When he made contact with the Native Americans, the aboriginal peoples
of the Western Hemisphere reacted either
peacefully, or by running away or in a hostile manner, to which Columbus and
his Spanish crew did not react. He
ordered his crew not to harm the friendly Natives or to exploit sexually their women,
who did not wear clothing. Columbus founded a colony on the island of Hispaniola ,
but when he returned on his second voyage, he found its inhabitants had all
been slaughtered. His critics judge him
harshly by present standards and blame his discovery for all of the diseases
that were exchanged, as happens whenever there is contact between two peoples
when one of them does not have immunity, and for cruelties inflicted by the
Spanish, which were against the wishes of Isabella. Columbus’ critics credulously believe all of
the allegations that his Spanish rivals in the New World later made against
him, without any appreciation of the arrival of Western Civilization and
Christianity to the Western Hemisphere and the ideals that developed more fully
from them of equality and liberty, among the many benefits of the reuniting of
the two worlds, in contradiction of the critics’ claim of tolerance of cultures
and blaming of the discovery for the diminishment of Native American culture in
some places. It is typical when two
cultures come into contact that the more technologically advanced culture
dominates, as the less advanced culture adopts much or all of the more advanced
culture while anything regarded as worthy of conservation is retained and
perhaps even picked up by the more advanced culture. In accusing Columbus of “genocide” because of
disease and because some of the Native tribes lost military conflicts with the
Spanish and because of the cruelties, these critics also ignore how the
European migrants to America rescued certain Native tribes from genocide by
other tribes from cannibalism or human sacrifice. As I have posted before, commemorating Columbus does not denigrate Native Americans, who are
properly honored by the United States
at Thanksgiving for their friendship with the English settlers at Plymouth . The accomplishments of Native American
culture and the contributions of the many millions of Native Americans
throughout the Western Hemisphere ought to be appreciated throughout the Americas .

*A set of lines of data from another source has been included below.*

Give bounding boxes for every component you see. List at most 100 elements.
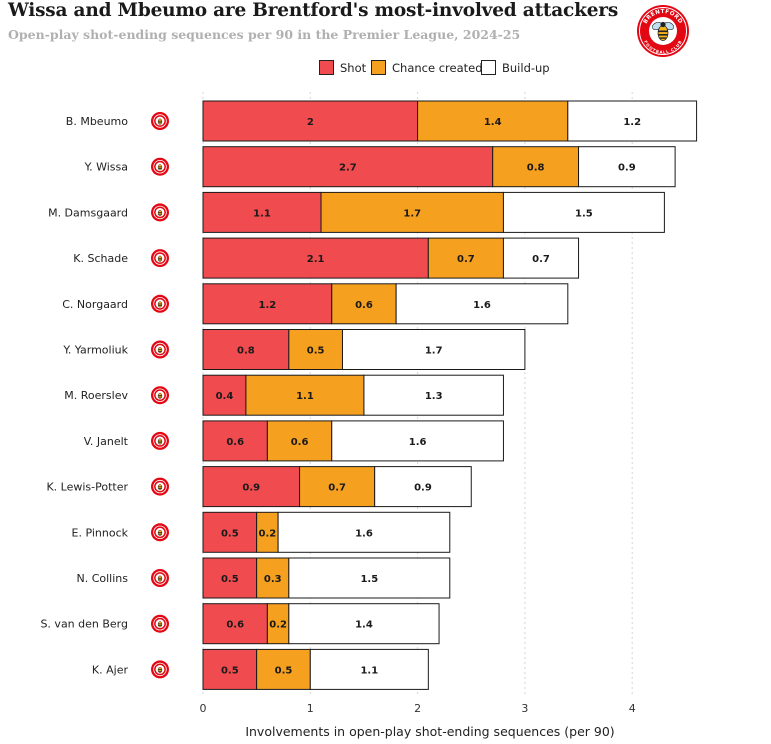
data-label-chance-created-k-schade: 0.7 bbox=[457, 254, 475, 265]
bar-segment-build-up-b-mbeumo bbox=[567, 100, 698, 142]
bar-segment-build-up-k-schade bbox=[502, 237, 580, 279]
club-badge-bee-stripe bbox=[158, 303, 162, 305]
bar-segment-build-up-e-pinnock bbox=[277, 511, 451, 553]
category-label-e-pinnock: E. Pinnock bbox=[72, 526, 129, 539]
club-badge-ring bbox=[153, 297, 167, 311]
bar-segment-shot-c-norgaard bbox=[202, 283, 333, 325]
club-badge-bee-stripe bbox=[158, 351, 162, 352]
club-badge-ring bbox=[153, 434, 167, 448]
bar-segment-chance-created-n-collins bbox=[256, 557, 290, 599]
club-badge-bee-stripe bbox=[158, 577, 162, 579]
data-label-build-up-m-roerslev: 1.3 bbox=[425, 391, 443, 402]
legend-label-chance-created: Chance created bbox=[392, 60, 483, 75]
club-badge-bee-stripe bbox=[158, 166, 162, 168]
club-badge-bee-stripe bbox=[158, 259, 162, 261]
club-badge-ring bbox=[153, 251, 167, 265]
data-label-shot-s-van-den-berg: 0.6 bbox=[226, 620, 244, 631]
bar-segment-chance-created-y-wissa bbox=[492, 146, 580, 188]
bee-icon bbox=[651, 21, 675, 41]
data-label-chance-created-y-wissa: 0.8 bbox=[527, 163, 545, 174]
data-label-chance-created-m-roerslev: 1.1 bbox=[296, 391, 314, 402]
data-label-shot-m-roerslev: 0.4 bbox=[216, 391, 234, 402]
x-tick-label: 2 bbox=[414, 702, 421, 715]
data-label-build-up-c-norgaard: 1.6 bbox=[473, 300, 491, 311]
chart-legend: Shot Chance created Build-up bbox=[0, 58, 771, 78]
legend-swatch-build-up bbox=[481, 60, 496, 75]
bar-segment-shot-k-schade bbox=[202, 237, 429, 279]
club-badge-bee-stripe bbox=[158, 623, 162, 625]
x-tick-label: 4 bbox=[629, 702, 636, 715]
bar-segment-chance-created-k-schade bbox=[427, 237, 504, 279]
data-label-chance-created-b-mbeumo: 1.4 bbox=[484, 117, 502, 128]
data-label-chance-created-s-van-den-berg: 0.2 bbox=[269, 620, 287, 631]
data-label-shot-y-yarmoliuk: 0.8 bbox=[237, 346, 255, 357]
legend-item-shot: Shot bbox=[319, 60, 366, 75]
data-label-build-up-y-wissa: 0.9 bbox=[618, 163, 636, 174]
bar-segment-chance-created-m-damsgaard bbox=[320, 191, 504, 233]
chart-subtitle: Open-play shot-ending sequences per 90 i… bbox=[8, 27, 521, 42]
club-badge-bee-stripe bbox=[158, 579, 162, 581]
data-label-shot-c-norgaard: 1.2 bbox=[259, 300, 277, 311]
club-badge-ring bbox=[153, 342, 167, 357]
bar-segment-shot-s-van-den-berg bbox=[202, 603, 268, 645]
bar-segment-shot-m-damsgaard bbox=[202, 191, 322, 233]
chart-title: Wissa and Mbeumo are Brentford's most-in… bbox=[8, 0, 619, 21]
club-badge-bee-stripe bbox=[158, 486, 162, 488]
club-badge-bee-stripe bbox=[158, 120, 162, 122]
club-badge-bee bbox=[157, 484, 163, 491]
legend-label-build-up: Build-up bbox=[502, 60, 550, 75]
data-label-chance-created-k-lewis-potter: 0.7 bbox=[328, 483, 346, 494]
legend-label-shot: Shot bbox=[340, 60, 367, 75]
category-label-m-roerslev: M. Roerslev bbox=[64, 389, 128, 402]
club-badge-bee-stripe bbox=[158, 670, 162, 672]
data-label-build-up-y-yarmoliuk: 1.7 bbox=[425, 346, 443, 357]
club-badge-ring bbox=[153, 479, 167, 494]
bar-segment-chance-created-y-yarmoliuk bbox=[288, 329, 343, 370]
club-badge-ring bbox=[153, 617, 167, 631]
brentford-crest-icon: BRENTFORD FOOTBALL CLUB bbox=[637, 5, 689, 57]
data-label-shot-k-schade: 2.1 bbox=[307, 254, 325, 265]
club-badge-bee bbox=[157, 529, 163, 536]
bar-segment-chance-created-k-ajer bbox=[256, 648, 311, 690]
club-badge-bee-stripe bbox=[158, 488, 162, 489]
data-label-chance-created-n-collins: 0.3 bbox=[264, 574, 282, 585]
data-label-build-up-m-damsgaard: 1.5 bbox=[575, 208, 593, 219]
data-label-shot-v-janelt: 0.6 bbox=[226, 437, 244, 448]
bar-segment-shot-y-wissa bbox=[202, 146, 494, 188]
category-label-y-yarmoliuk: Y. Yarmoliuk bbox=[62, 344, 128, 357]
club-badge-bee-stripe bbox=[158, 168, 162, 169]
category-label-b-mbeumo: B. Mbeumo bbox=[66, 115, 128, 128]
club-badge-bee-stripe bbox=[158, 212, 162, 213]
club-badge-bee bbox=[157, 347, 163, 354]
data-label-shot-k-lewis-potter: 0.9 bbox=[242, 483, 260, 494]
category-label-k-schade: K. Schade bbox=[73, 252, 128, 265]
legend-swatch-chance-created bbox=[371, 60, 386, 75]
bar-segment-build-up-k-lewis-potter bbox=[374, 466, 472, 508]
x-axis-label: Involvements in open-play shot-ending se… bbox=[245, 724, 615, 739]
data-label-shot-e-pinnock: 0.5 bbox=[221, 528, 239, 539]
club-badge-ring bbox=[153, 388, 167, 402]
bar-segment-shot-m-roerslev bbox=[202, 374, 247, 416]
data-label-chance-created-m-damsgaard: 1.7 bbox=[403, 208, 421, 219]
bar-segment-chance-created-k-lewis-potter bbox=[299, 466, 376, 508]
data-label-chance-created-y-yarmoliuk: 0.5 bbox=[307, 346, 325, 357]
bar-segment-build-up-y-wissa bbox=[578, 146, 676, 188]
category-label-s-van-den-berg: S. van den Berg bbox=[40, 618, 128, 631]
club-badge-bee-stripe bbox=[158, 257, 162, 259]
club-badge-bee bbox=[157, 255, 163, 262]
category-label-k-lewis-potter: K. Lewis-Potter bbox=[46, 481, 128, 494]
data-label-build-up-s-van-den-berg: 1.4 bbox=[355, 620, 373, 631]
bar-segment-shot-y-yarmoliuk bbox=[202, 329, 290, 370]
bar-segment-build-up-y-yarmoliuk bbox=[341, 329, 526, 370]
bar-segment-build-up-c-norgaard bbox=[395, 283, 569, 325]
category-label-v-janelt: V. Janelt bbox=[84, 435, 129, 448]
data-label-build-up-b-mbeumo: 1.2 bbox=[623, 117, 641, 128]
club-badge-ring bbox=[153, 571, 167, 585]
bar-segment-shot-b-mbeumo bbox=[202, 100, 419, 142]
bar-segment-chance-created-v-janelt bbox=[266, 420, 333, 462]
data-label-shot-n-collins: 0.5 bbox=[221, 574, 239, 585]
legend-item-chance-created: Chance created bbox=[371, 60, 483, 75]
category-label-c-norgaard: C. Norgaard bbox=[62, 298, 128, 311]
club-badge-bee-stripe bbox=[158, 305, 162, 307]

As I have noted in previous posts,
the effort to commemorate Columbus Day as a federal holiday was led by an
Irish-American Priest who had founded the Knights of Columbus, a Catholic
fraternal organization, to refute the advancement of the Leif Erikson legend to
minimize Columbus’ accomplishments, by the Ku Klux Klan and other Nativists who
are prejudiced against Catholics and Southern and Eastern Europeans. The minimization of Columbus ’ accomplishments is based upon
negative stereotypes about such people and Italians particularly and furthers
those stereotypes. For example, the
claims that Columbus ’
discovery was accidental or that he was “lost” invoke the stereotype of
Italians as less intelligent than Northern Europeans. The point that America would not have come to
its present existence but for its discovery by Southern European Catholics was
intended to acknowledge the contributions of all immigrants and to welcome
them, based on the American Creed, the foundational belief of America which holds that because all human beings are created in the image and likeness of
God, they are equally free and independent.